Immanence

Immanence is less a state you are in, but more of a continuous operation, a process you inhabit, a steady dismantling and production. Spinoza produces modes and relations between propositions that reach out and grow out of themselves in the five books of the Ethics, [a production that touches the infinite, in the movement from substance to infinite substance, from a finite mode to the infinity of God].

Each operation of immanence is an experiment, a moment of risk, a throw of the dice. This risk makes the philosopher of immanence risk everything - any false move can overturn the entire game, give it all up. Any misstep—this is the fidelity to immanence, which makes immanence so unlike a method. Terence Blake describes it almost as a defiant bet. “This is my immanence,” announces the philosopher. “Where is yours? Betray me!” Immanence is never completed.

The program of philosophy is that no matter what individual philosophers would like to do, philosophy can never find this completion, this finality. When immanence is not betrayed the philosopher inhabits a new plane of philosophising—the goal is not to win or lose, but to continue playing (Finite and Infinite Games). Immanence and transcendence are not static features of a theory or school that can be specified but rather a particular dynamic of thought that inhabits it. Philosophising is always dynamics—the philosopher can never hold onto his concepts, his figures—they necessarily assume a dynamism of their own, [they move ahead of him, where he cannot catch up to them—they can affirm him or betray him]. The move of immanence is to take this dynamism and affirm it. This movement of immanence can never be stopped or completed. Each of the “philosophers of immanence”—Deleuze, Badiou, Henry, Laruelle, has betrayed immanence—immanence has to be betrayed if it can be expressed. This is not a tragic flaw or a lack inscribed in immanence but rather the positive productivity of immanence. [This is the task we inherit from immanence, to stay true to it at the same time we betray it.]

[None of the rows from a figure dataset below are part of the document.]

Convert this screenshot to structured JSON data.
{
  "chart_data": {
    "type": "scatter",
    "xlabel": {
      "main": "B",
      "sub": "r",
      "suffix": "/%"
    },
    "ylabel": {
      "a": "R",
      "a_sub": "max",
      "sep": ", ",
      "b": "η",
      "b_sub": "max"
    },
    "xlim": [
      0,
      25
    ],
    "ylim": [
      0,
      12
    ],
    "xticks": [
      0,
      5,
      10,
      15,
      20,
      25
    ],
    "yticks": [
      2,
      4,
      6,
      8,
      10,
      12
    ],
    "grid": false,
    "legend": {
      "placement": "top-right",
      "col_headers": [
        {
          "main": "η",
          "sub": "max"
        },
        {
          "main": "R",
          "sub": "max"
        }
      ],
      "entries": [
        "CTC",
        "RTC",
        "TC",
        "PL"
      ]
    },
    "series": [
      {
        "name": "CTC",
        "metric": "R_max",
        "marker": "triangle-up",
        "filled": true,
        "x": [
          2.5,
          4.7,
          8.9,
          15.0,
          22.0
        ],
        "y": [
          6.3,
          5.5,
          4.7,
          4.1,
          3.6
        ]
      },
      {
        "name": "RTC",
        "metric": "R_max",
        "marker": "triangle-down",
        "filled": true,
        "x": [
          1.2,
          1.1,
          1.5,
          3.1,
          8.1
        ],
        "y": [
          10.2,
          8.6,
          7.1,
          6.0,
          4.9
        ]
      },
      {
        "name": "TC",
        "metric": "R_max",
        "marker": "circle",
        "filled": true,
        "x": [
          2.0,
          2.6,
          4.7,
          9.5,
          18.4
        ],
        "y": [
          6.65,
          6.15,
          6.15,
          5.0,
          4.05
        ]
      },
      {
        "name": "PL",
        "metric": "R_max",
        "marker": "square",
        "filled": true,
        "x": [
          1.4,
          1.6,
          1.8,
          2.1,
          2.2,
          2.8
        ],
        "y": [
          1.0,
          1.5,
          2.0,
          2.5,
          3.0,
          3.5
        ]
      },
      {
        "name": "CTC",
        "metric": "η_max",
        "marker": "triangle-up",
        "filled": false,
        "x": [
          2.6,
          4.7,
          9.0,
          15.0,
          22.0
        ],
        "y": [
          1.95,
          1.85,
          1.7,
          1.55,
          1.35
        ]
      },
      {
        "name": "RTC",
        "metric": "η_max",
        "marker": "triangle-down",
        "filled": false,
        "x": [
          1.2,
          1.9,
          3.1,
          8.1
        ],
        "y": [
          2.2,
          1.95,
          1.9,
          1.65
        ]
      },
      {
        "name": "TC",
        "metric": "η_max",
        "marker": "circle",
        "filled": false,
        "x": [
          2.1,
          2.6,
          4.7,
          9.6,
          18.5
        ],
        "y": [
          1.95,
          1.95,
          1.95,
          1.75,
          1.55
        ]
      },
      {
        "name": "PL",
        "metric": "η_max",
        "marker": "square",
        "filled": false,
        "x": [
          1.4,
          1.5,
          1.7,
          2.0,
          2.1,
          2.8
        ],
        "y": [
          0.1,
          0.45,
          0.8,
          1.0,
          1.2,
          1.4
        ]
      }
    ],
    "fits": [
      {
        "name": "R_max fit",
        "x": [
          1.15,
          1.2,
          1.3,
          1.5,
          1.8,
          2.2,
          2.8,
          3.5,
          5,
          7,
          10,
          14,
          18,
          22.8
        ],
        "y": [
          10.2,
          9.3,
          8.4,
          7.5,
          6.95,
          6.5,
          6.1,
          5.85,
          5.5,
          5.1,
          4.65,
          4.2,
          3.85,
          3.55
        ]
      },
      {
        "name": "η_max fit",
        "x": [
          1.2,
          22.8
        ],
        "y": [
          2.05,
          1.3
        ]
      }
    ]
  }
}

The diagram offers a vision of immanence that is not thought but is rather grasped. Wittgenstein—“Don’t think, but look!” The diagram occupies a privileged space in the [work] of immanence, in dramatizing immanence and being a material operator of immanence, [itself immanent to the world, not standing above or beside it], in its process of dismantling and reconstituting. But as we have said, not even the diagram has its own purity, its own absoluteness—but somehow, it seems, the diagram is able to approach the core [of things—Maybe it asymptotically approaches the absolute…]

To the philosopher, the figures of immanence are bathed in a warm, mild white light. A quiet joy of being. Everything is open, everything is united in a One…

[Concluding remarks: The preceding text is concerned not only with the denotative sense of “immanence”, but almost its secret rhythm and feeling it has as an operation, a particular tonality that cannot be captured in words, exactly. In that, it touches on philosophy, but isn’t quite philosophy, either.]